Carbon Fiber Reinforced Plastic (CFRP) or commonly known as Carbon Fiber is made of different forms of building blocks such as weaves, braids, and yarns. The fiber is formed by a long chain of carbon atom forming a bond responsible for its tensile strength as well as its light weight property.

Carbon Fiber Reinforced Plastic (CFRP) is said to be one-third lighter than any metal and is six times stronger. During the process of creating carbon fiber composites, first they are like hair like strands that are woven and twisted together forming what is known as carbon fiber tow. The designated weight for each tow are 3k, 6k, and 12k. Each weight level contains equal number of carbon strands i.e. a 12k carbon fiber tow contains 12,000 strands of fiber.

Why Use Carbon Fibre?

Over the years, carbon fibre has won over manufacturers and consumers alike worldwide. It is a lightweight and durable alternative to metals, and has proven its performance in more than aerospace, military, and motorsport industries. Its popularity can be credited to many different factors, all of which have been established in real-world use over time. Here are five reasons why you one should seriously consider the use of carbon fibre:

Long life span, minimal maintenance

One of the greatest advantages that carbon fibre and other composite materials have over steel is its lightness to performance ratio. Stronger than steel, yet several times lighter, it neither rusts nor corrodes, so one is assured of having the fit and finish of the product when it was new — several years down the road. Because of this, little maintenance is required, which also impacts on operating and replacement costs.

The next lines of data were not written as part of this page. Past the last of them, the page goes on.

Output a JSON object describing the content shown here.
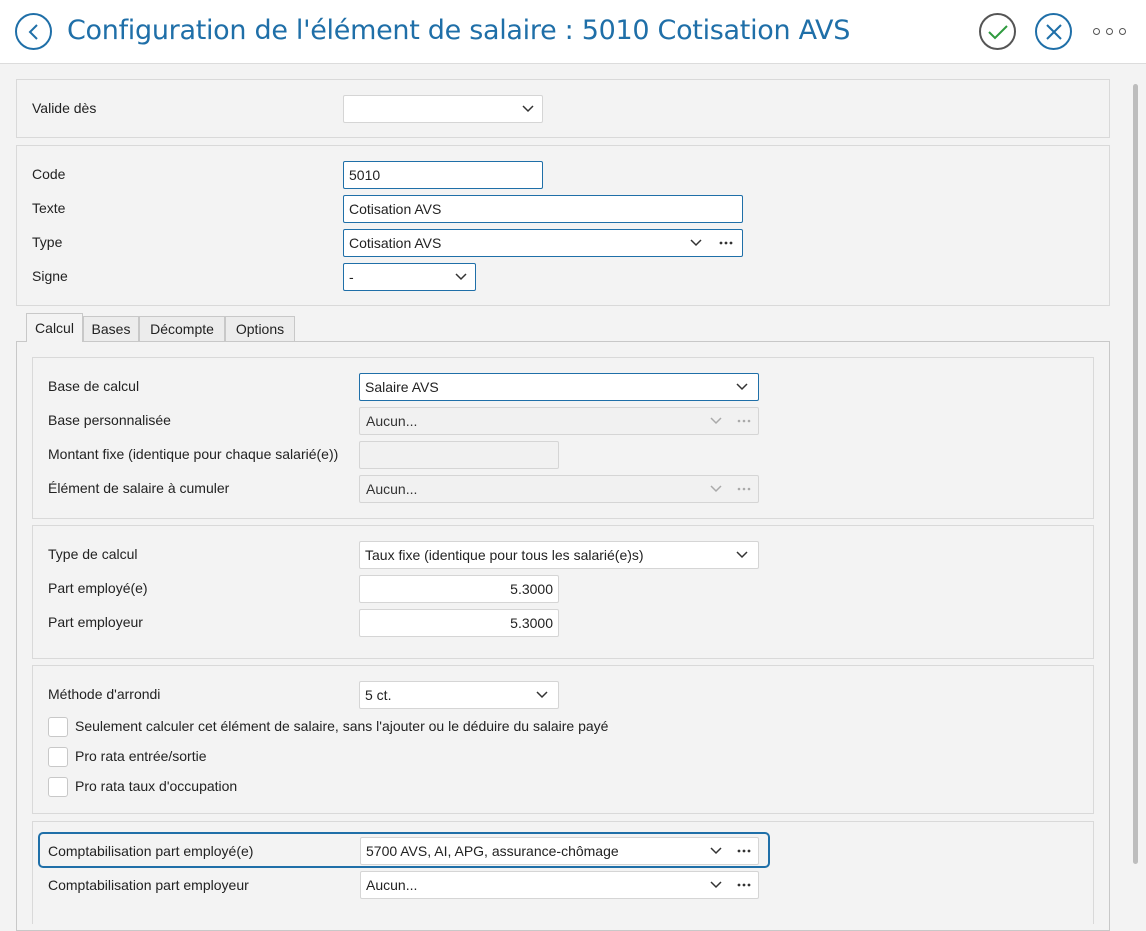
{
  "header": {
    "title": "Configuration de l'élément de salaire : 5010 Cotisation AVS",
    "back_icon": "chevron-left-icon",
    "ok_icon": "check-icon",
    "cancel_icon": "close-icon",
    "more_icon": "more-horizontal-icon"
  },
  "validity": {
    "label": "Valide dès",
    "value": ""
  },
  "general": {
    "code_label": "Code",
    "code_value": "5010",
    "text_label": "Texte",
    "text_value": "Cotisation AVS",
    "type_label": "Type",
    "type_value": "Cotisation AVS",
    "sign_label": "Signe",
    "sign_value": "-"
  },
  "tabs": [
    {
      "label": "Calcul"
    },
    {
      "label": "Bases"
    },
    {
      "label": "Décompte"
    },
    {
      "label": "Options"
    }
  ],
  "calcul": {
    "base_section": {
      "base_label": "Base de calcul",
      "base_value": "Salaire AVS",
      "custom_base_label": "Base personnalisée",
      "custom_base_value": "Aucun...",
      "fixed_amount_label": "Montant fixe (identique pour chaque salarié(e))",
      "fixed_amount_value": "",
      "cumulate_label": "Élément de salaire à cumuler",
      "cumulate_value": "Aucun..."
    },
    "rate_section": {
      "calc_type_label": "Type de calcul",
      "calc_type_value": "Taux fixe (identique pour tous les salarié(e)s)",
      "employee_part_label": "Part employé(e)",
      "employee_part_value": "5.3000",
      "employer_part_label": "Part employeur",
      "employer_part_value": "5.3000"
    },
    "rounding_section": {
      "rounding_label": "Méthode d'arrondi",
      "rounding_value": "5 ct.",
      "checkbox_only_calc": "Seulement calculer cet élément de salaire, sans l'ajouter ou le déduire du salaire payé",
      "checkbox_prorata_entry": "Pro rata entrée/sortie",
      "checkbox_prorata_rate": "Pro rata taux d'occupation"
    },
    "accounting_section": {
      "employee_account_label": "Comptabilisation part employé(e)",
      "employee_account_value": "5700 AVS, AI, APG, assurance-chômage",
      "employer_account_label": "Comptabilisation part employeur",
      "employer_account_value": "Aucun..."
    }
  }
}
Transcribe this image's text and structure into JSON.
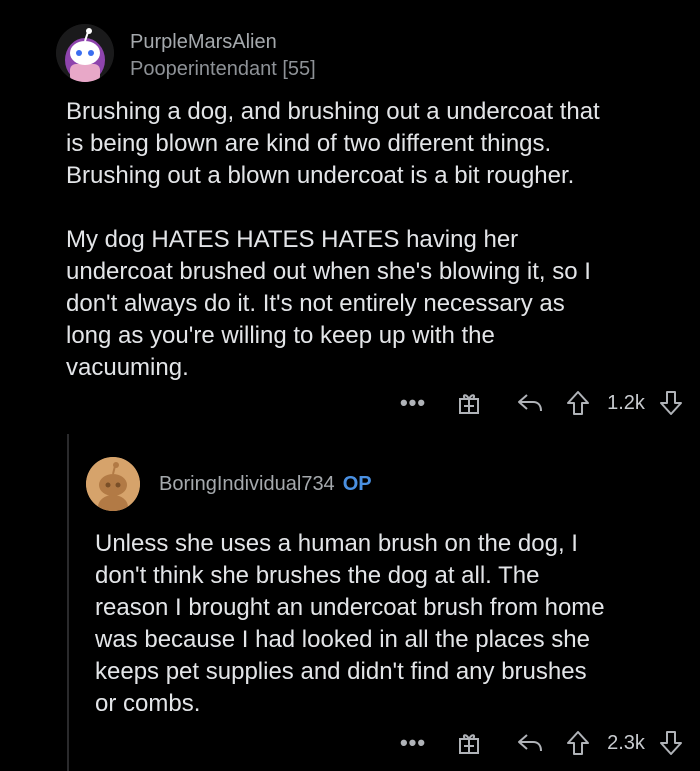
{
  "comments": [
    {
      "username": "PurpleMarsAlien",
      "flair": "Pooperintendant [55]",
      "paragraphs": [
        [
          "Brushing a dog, and brushing out a undercoat that",
          "is being blown are kind of two different things.",
          "Brushing out a blown undercoat is a bit rougher."
        ],
        [
          "My dog HATES HATES HATES having her",
          "undercoat brushed out when she's blowing it, so I",
          "don't always do it. It's not entirely necessary as",
          "long as you're willing to keep up with the",
          "vacuuming."
        ]
      ],
      "actions": {
        "more": "•••",
        "score": "1.2k"
      }
    },
    {
      "username": "BoringIndividual734",
      "badge": "OP",
      "paragraphs": [
        [
          "Unless she uses a human brush on the dog, I",
          "don't think she brushes the dog at all. The",
          "reason I brought an undercoat brush from home",
          "was because I had looked in all the places she",
          "keeps pet supplies and didn't find any brushes",
          "or combs."
        ]
      ],
      "actions": {
        "more": "•••",
        "score": "2.3k"
      }
    }
  ],
  "icons": {
    "more": "more-options-icon",
    "award": "gift-award-icon",
    "reply": "reply-icon",
    "upvote": "upvote-arrow-icon",
    "downvote": "downvote-arrow-icon"
  },
  "colors": {
    "background": "#000000",
    "op_badge": "#4a90e2",
    "avatar1_hair": "#8e44ad",
    "avatar2_bg": "#d6a36b"
  }
}
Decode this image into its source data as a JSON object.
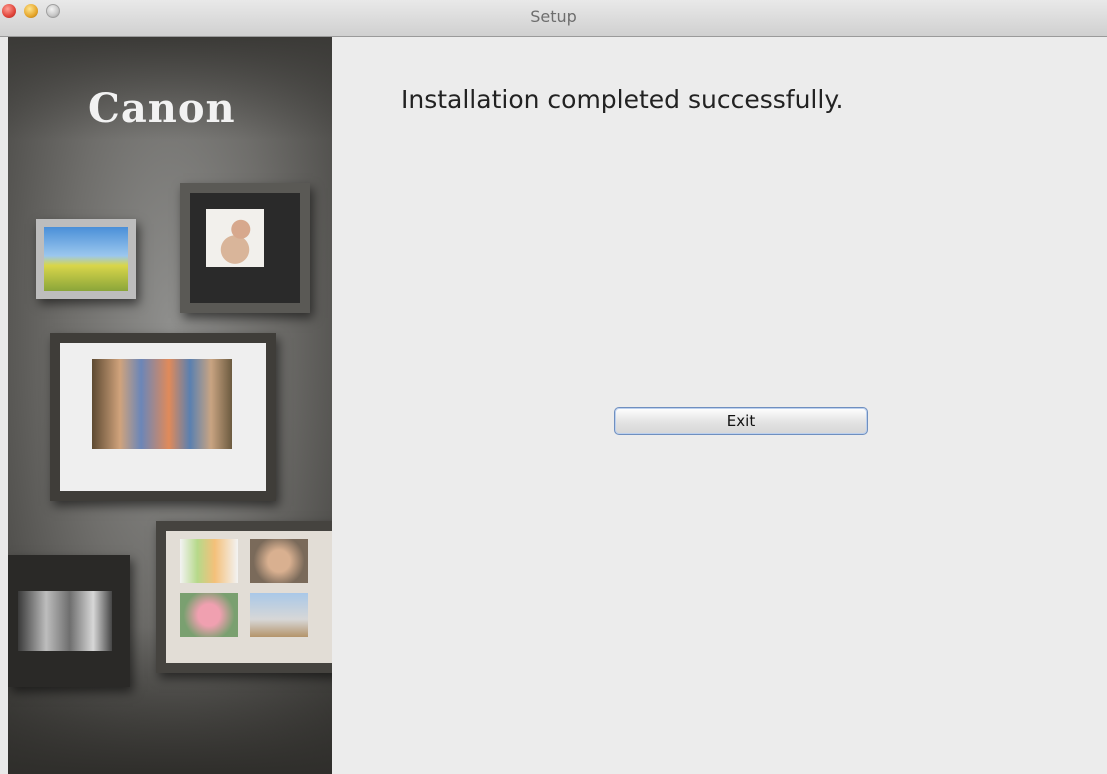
{
  "window": {
    "title": "Setup"
  },
  "sidebar": {
    "logo_text": "Canon"
  },
  "main": {
    "heading": "Installation completed successfully.",
    "exit_label": "Exit"
  },
  "colors": {
    "content_background": "#ececec",
    "button_border": "#6f8fbf"
  }
}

Because of its light weight, carbon fibre reduces energy use, be it in mechanisms or as borne weights in mechanized or structural assemblies. Apart from energy conservation, lightness also reduces wear and stress, resulting in components or mechanisms that should last longer.

Upgraded performance

Carbon fibre has changed the game for thousands of products today. Used in aircraft, automobiles, sports goods, houseware, prosthetics, and other equipment, it has become a reliable, if still costly, alternative to traditional high-end materials like steel alloys, titanium, and aluminium.

Increased safety factors 

Being lightweight, carbon fibre is safer to produce, as well easier to assemble to handle in actual use. As we have said, it very strength to weight ratio allows products to have an extra safety factor built in, without affecting weight or mass unduly.

Keeping up with the times 

Needless to say, the quality and performance of carbon fibre has drawn a lot of attention to itself, and letís face, being the new wonder material, both manufacturers and consumers would not want to be known as laggards in adopting the latest high-tech material.


Types of Carbon Fibre

From its very name, one can surmise that carbon fiber is made from special fibers, of which layers and orientations are designed into a part to create specific combinations of strength, weight, and stiffness. This almost infinite variety of composition is in contrast to metals which are limited to what the manufacturer has designed and is capable of.

Although the very basic ingredient is composed of tiny fibers from carbon atoms, the main manufacturers produce from these fibers strands called tows, from which carbon fiber fabrics are produced. Look at these carbon fiber fabrics and you will notice distinct patterns, which are known in the industry as weaves. The most common weaves are plain and twill weaves, which Superleggera sources from Toray, one of the leading aerospace and industrial suppliers in the world.

As its name implies, plain woven fabric will show a simple over-under pattern.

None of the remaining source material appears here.